You may have a little extra cash in your pocket when you pull away from the gas pump in coming months.

Gas prices are set to dive this fall, according to GasBuddy.com, which monitors and analyzes the market across the country.

“Before Christmas, as many as 20 states could have average gas prices below $2 per gallon,” the group projected on Friday.

Gas prices have been in a slide since spring 2014, though with a bump up earlier this year. They are still well below levels of a few years ago — and about to head lower, the group said.

The national average for regular gasoline in December will fall to $1.98 – down from $2.67 a gallon today, GasBuddy projected.

Georgia’s average price is currently $2.51 a gallon, while metro Atlanta’s is $2.61. The county with the lowest average is Lamar at $2.45. Fulton County’s average is highest, $2.72 a gallon.

A year ago, the average price in metro Atlanta was $3.46 a gallon, according to GasBuddy. But it fell through the summer and fall, hitting $2 a gallon in late January of this year.

Atlanta’s average price hit a five-year high of $4 a gallon in 2011, although it was slightly higher in the aftermath of hurricanes Katrina and Rita in 2005.

Generally, gasoline moves in parallel with global oil prices and the world has seen those prices plunge in the past two years.

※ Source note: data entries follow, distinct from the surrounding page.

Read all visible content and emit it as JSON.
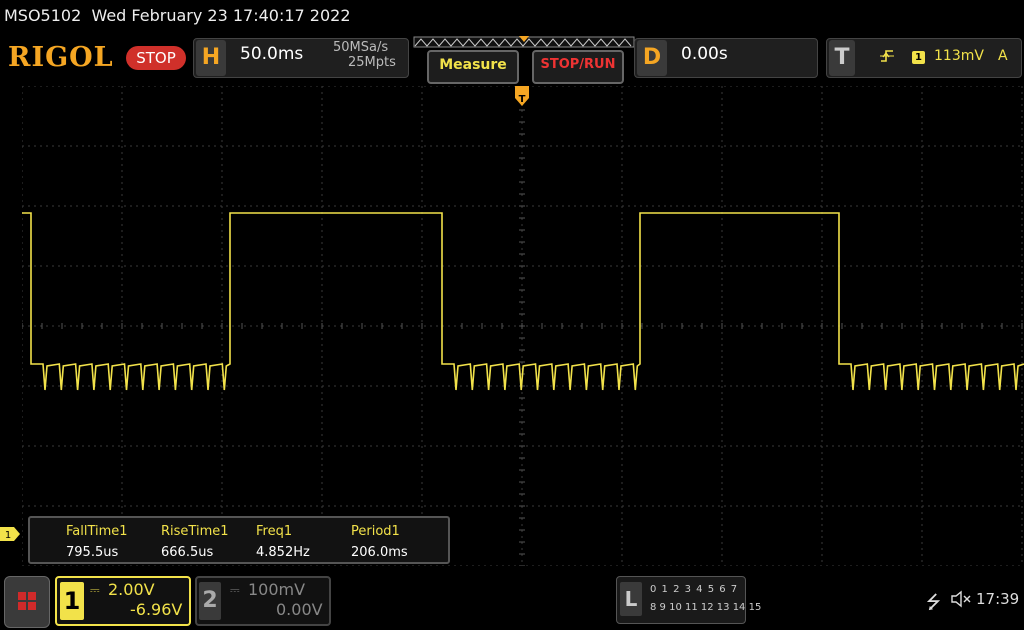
{
  "status": {
    "model": "MSO5102",
    "datetime": "Wed February 23 17:40:17 2022"
  },
  "topbar": {
    "logo": "RIGOL",
    "run_state": "STOP",
    "horizontal": {
      "letter": "H",
      "timebase": "50.0ms",
      "sample_rate": "50MSa/s",
      "memory_depth": "25Mpts"
    },
    "measure_label": "Measure",
    "stoprun_label": "STOP/RUN",
    "delay": {
      "letter": "D",
      "value": "0.00s"
    },
    "trigger": {
      "letter": "T",
      "channel": "1",
      "level": "113mV",
      "mode": "A"
    }
  },
  "measurements": [
    {
      "label": "FallTime1",
      "value": "795.5us"
    },
    {
      "label": "RiseTime1",
      "value": "666.5us"
    },
    {
      "label": "Freq1",
      "value": "4.852Hz"
    },
    {
      "label": "Period1",
      "value": "206.0ms"
    }
  ],
  "channel_marker": "1",
  "channels": {
    "ch1": {
      "number": "1",
      "scale": "2.00V",
      "offset": "-6.96V"
    },
    "ch2": {
      "number": "2",
      "scale": "100mV",
      "offset": "0.00V"
    }
  },
  "logic": {
    "letter": "L",
    "row1": "0 1 2 3  4 5 6 7",
    "row2": "8 9 10 11 12 13 14 15"
  },
  "system": {
    "time": "17:39"
  },
  "colors": {
    "ch1": "#f2e24a",
    "accent": "#f5a623",
    "stop": "#d0302a"
  }
}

A combination of weak demand and fresh supplies – especially from the United States – has kept pushing those prices down.

Despite predictions that the falling prices would cause many of the new American rigs to go dry as companies went broke, production has not yet plunged as expected by some.

The federal government projections are a little less rosy than GasBuddy's. Average prices nationwide will bottom at about $2.27 a gallon in December but will be $2.55 for all of 2016, according to the Energy Information Administration.